Sweet potato had a lot of potential back in the old days. My predecessor was working on sweet potatoes for gasohol, so I decided to take early retirement and bought my own research farm, and I’ve continued to work in this area.
Most people don’t realize that sweet potato is the sixth largest crop in the world, but 90 percent of the world’s sweet potatoes are grown in Asia, and 90 percent of those are grown in China.
Acres U.S.A. And this is sweet potatoes proper, not yams.
Bohac. Correct. Yams are Dioscorea — a different genus altogether, not related to sweet potato.
I think of sweet potato as being parallel with corn. You’ve got your vegetable sweet corn, which is handled very carefully and is expensive to grow but is very profitable. And then you’ve got all the other kinds of corn, particularly field corn, that go into a lot of industrial uses — fuel ethanol of course being one of them. Sweet potatoes are used this way in China. There are varieties to eat, but they also have other varieties that they extract the starch from and use for making paper, coatings, munitions and all kind of industrial uses. It’s like how we use corn starch.
So, there are a lot of uses for sweet potatoes. Its biggest selling point is that it can yield a whole lot more than corn per acre — four-and-a-half or five times as much starch per acre as corn.

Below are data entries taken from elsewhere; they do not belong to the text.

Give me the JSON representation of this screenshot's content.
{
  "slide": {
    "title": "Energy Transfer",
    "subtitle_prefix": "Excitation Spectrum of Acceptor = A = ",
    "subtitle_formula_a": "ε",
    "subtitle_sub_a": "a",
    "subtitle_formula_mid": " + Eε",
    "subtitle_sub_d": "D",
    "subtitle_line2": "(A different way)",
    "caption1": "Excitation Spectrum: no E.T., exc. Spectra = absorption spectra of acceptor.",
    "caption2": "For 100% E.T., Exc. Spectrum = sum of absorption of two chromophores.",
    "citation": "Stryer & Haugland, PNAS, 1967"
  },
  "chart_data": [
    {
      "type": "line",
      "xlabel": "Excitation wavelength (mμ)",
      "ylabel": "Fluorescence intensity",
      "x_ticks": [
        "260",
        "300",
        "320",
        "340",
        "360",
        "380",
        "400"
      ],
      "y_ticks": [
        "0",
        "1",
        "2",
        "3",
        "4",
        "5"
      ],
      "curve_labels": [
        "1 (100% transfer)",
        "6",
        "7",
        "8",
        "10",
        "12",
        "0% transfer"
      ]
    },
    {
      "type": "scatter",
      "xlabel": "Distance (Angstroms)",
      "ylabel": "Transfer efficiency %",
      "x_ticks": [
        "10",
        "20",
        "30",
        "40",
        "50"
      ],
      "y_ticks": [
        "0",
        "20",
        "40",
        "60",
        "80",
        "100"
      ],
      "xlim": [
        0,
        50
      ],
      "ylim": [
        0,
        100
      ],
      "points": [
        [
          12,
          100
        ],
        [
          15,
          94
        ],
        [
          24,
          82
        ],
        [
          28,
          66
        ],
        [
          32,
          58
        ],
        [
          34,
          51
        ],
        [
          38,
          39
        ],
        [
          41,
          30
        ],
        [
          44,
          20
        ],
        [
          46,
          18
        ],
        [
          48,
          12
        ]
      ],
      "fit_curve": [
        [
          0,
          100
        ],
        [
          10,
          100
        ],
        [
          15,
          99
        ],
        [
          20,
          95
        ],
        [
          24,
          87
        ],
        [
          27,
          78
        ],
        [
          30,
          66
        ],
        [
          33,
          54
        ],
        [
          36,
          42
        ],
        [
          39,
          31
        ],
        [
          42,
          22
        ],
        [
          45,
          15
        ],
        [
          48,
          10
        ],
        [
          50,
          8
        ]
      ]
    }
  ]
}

It’s an indeterminate crop, which means the longer you grow it, the bigger it gets. And it doesn’t waste a lot of energy. With a corn plant, you grow stalks and stems and a cob, and the only part you really want are the kernels. Same thing with soybeans — the only part you want is the oil that’s in the seed.
Whereas sweet potatoes are kind of like a solar panel. You’ve got a big leaf, like a solar panel, and you’ve got a vine — think of that like a cable. The cable goes down underground to the potato, which is where it’s storing all its energy. It doesn’t waste a lot of energy making a lot of structure.
It’s a crop that needs a long growing season, but it grows in poor soils. One of the big things I worked on at USDA was breeding for insect resistance and nematode resistance, and we have varieties with excellent resistance to 14 insects and root-knot nematodes. We have allelopathy in some of the lines for weeds. So, we have a lot of interesting traits.
Acres U.S.A. We grow sweet potatoes here in southern Michigan, and the yield is incredible, and they don’t seem to have much pest pressure. But we’re not maximizing yield like you could do in the South. And deer love them.